Al salir a la misión, mis ojos primero se fijaron en que todos eran extranjeros, la gente con la que trabajaba, mis hermanas de comunidad. Todos eran distintos a lo que conocía y todos los canales de comunicación externos que había aprendido y me habían ayudado anteriormente a comenzar, paso a paso, caminos hacia la fraternidad, ahora no me funcionaban. Lo externo (costumbres, ritos, idioma, físico, expresiones…) no me unía a nadie. Ellos eran los extranjeros, los distintos a lo mío.

Permanecer en la misión y no abandonar me llevó a dar un paso más; mis ojos dejaron de ver a los demás como extranjeros, ya que reconocí que lo era yo. Me sentía extranjera, no hermana. Y esa soledad que conlleva el ser extranjero me llevó a mirar dentro de mí de una forma diferente. Fue en mi interior donde aprendí un camino nuevo para la fraternidad, un camino de “dentro hacia afuera”.

Comencé un proceso de intentar mirar a los otros de dentro a fuera, aprender a buscar nuevos puentes para acercarme a lo que me une a los demás y no aquellas diferencias culturales, costumbres que me separan; y desde aquello que me une y me hace hermana, compartir las diferencias. No es un camino fácil, ya que supone salir de lo conocido, salir de mi zona de confort, de ser sincera conmigo misma, de aprender a mirar desde Dios, de aceptar a veces que el que tengo delante está en su propio momento del proceso. Pero, sin embargo, cada paso que consigo me hace la vida más fácil.

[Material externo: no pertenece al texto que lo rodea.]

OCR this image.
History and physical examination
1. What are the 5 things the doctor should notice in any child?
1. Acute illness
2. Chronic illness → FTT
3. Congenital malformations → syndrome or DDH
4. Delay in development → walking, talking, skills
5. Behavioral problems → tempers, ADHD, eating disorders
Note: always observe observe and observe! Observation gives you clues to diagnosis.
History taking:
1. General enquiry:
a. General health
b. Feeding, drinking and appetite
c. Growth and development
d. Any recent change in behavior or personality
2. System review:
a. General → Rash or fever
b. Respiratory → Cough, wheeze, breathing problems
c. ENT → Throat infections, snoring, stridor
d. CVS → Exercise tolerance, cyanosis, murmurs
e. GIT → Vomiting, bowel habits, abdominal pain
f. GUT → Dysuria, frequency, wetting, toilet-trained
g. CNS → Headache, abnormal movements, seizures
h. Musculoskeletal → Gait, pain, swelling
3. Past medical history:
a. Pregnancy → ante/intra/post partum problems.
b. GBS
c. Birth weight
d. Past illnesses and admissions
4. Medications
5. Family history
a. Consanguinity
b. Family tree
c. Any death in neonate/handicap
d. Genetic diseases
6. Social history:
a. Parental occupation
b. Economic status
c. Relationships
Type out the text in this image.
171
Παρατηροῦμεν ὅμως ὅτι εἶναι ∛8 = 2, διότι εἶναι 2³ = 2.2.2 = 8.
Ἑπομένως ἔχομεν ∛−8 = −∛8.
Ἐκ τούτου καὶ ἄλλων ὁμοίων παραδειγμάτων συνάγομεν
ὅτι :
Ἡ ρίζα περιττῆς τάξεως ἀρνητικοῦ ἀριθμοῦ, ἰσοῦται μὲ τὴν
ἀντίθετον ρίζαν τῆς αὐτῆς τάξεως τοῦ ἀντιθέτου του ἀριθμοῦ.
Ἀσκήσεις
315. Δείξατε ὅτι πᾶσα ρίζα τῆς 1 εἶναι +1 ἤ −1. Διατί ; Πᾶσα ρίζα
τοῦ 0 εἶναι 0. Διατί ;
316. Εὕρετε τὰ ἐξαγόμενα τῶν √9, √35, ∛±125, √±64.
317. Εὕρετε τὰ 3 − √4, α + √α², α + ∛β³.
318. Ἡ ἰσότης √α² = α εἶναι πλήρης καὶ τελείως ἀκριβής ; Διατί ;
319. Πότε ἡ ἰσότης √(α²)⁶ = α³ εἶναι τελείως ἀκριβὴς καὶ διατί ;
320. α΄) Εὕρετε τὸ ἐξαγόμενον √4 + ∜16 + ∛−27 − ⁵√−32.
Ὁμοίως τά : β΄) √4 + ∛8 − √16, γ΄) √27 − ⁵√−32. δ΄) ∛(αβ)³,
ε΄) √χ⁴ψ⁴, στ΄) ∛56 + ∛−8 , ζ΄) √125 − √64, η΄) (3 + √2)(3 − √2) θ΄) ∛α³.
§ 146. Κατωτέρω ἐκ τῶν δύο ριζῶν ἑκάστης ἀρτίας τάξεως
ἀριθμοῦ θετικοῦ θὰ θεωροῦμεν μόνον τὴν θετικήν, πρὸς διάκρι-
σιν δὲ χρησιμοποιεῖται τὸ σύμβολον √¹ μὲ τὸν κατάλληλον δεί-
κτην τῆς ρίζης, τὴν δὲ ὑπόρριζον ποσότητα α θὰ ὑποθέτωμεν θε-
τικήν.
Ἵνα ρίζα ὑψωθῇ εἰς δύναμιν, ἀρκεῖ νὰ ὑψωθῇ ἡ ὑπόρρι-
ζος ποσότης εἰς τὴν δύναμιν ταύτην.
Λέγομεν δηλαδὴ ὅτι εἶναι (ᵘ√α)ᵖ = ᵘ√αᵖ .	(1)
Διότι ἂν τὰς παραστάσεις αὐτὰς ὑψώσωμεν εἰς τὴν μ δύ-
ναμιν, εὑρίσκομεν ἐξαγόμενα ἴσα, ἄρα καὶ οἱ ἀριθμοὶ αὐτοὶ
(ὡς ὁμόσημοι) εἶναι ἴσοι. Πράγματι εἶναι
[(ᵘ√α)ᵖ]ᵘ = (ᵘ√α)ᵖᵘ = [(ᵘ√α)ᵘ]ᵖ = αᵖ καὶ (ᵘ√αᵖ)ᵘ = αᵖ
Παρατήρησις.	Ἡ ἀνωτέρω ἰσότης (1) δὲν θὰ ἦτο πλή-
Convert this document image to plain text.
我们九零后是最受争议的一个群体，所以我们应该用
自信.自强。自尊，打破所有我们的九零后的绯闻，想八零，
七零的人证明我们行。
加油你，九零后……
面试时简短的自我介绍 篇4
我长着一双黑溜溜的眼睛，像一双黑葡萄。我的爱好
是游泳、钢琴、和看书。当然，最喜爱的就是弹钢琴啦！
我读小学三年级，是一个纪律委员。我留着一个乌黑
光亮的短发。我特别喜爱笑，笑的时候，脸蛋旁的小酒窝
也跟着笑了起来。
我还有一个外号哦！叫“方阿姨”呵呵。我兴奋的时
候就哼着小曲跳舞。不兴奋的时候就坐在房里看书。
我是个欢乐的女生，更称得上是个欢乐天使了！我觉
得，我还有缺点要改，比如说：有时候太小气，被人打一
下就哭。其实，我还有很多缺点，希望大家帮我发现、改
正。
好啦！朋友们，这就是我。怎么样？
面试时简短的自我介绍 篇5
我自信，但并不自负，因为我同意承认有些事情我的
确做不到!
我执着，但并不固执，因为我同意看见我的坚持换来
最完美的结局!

He ido descubriendo que puedo haber vivido físicamente 14 años fuera de la tierra en que nací y, sin embargo, interiormente no haber salido nunca de ella. Y eso me hizo ver que puedo estar toda una vida en comunidad físicamente y nunca haber salido de mí misma al encuentro del otro, solo haber compartido “espacios”. No creo que la fraternidad comience en la acogida del otro, intuyo que empieza al entrar en mí para hacer consciente el proceso de salida al hermano.

En camino

Vivir en un mismo espacio y no hacer un proceso consciente de buscar la fraternidad (ese ser todos hermanos, hijos de un mismo Dios, que tanto proclamamos con nuestras palabras) nos puede llevar solo a abrir heridas, y esto queda patente en muchas de las noticias sobre migración que vemos cada día. Intuyo que este es un camino que comienza de forma personal, y es una preciosa llamada a cada consagrado a ser parábola de fraternidad en su pequeña realidad para así poder ser comunidades parábolas de fraternidad para nuestros barrios, pueblos, ciudades, países, el mundo.

La vida de misión en otras culturas me enseñó que lo contrario de fraternidad es mirar a los otros como extranjeros. El hermano es parte de nosotros, el extranjero no es de los nuestros. En mi comunidad vivimos ocho hermanas de tres continentes, siete países distintos. La misión de que ninguna nos miremos como extranjeras me parece un reto y un “Grito de Dios” a trabajar por bien de la construcción del Reino hoy.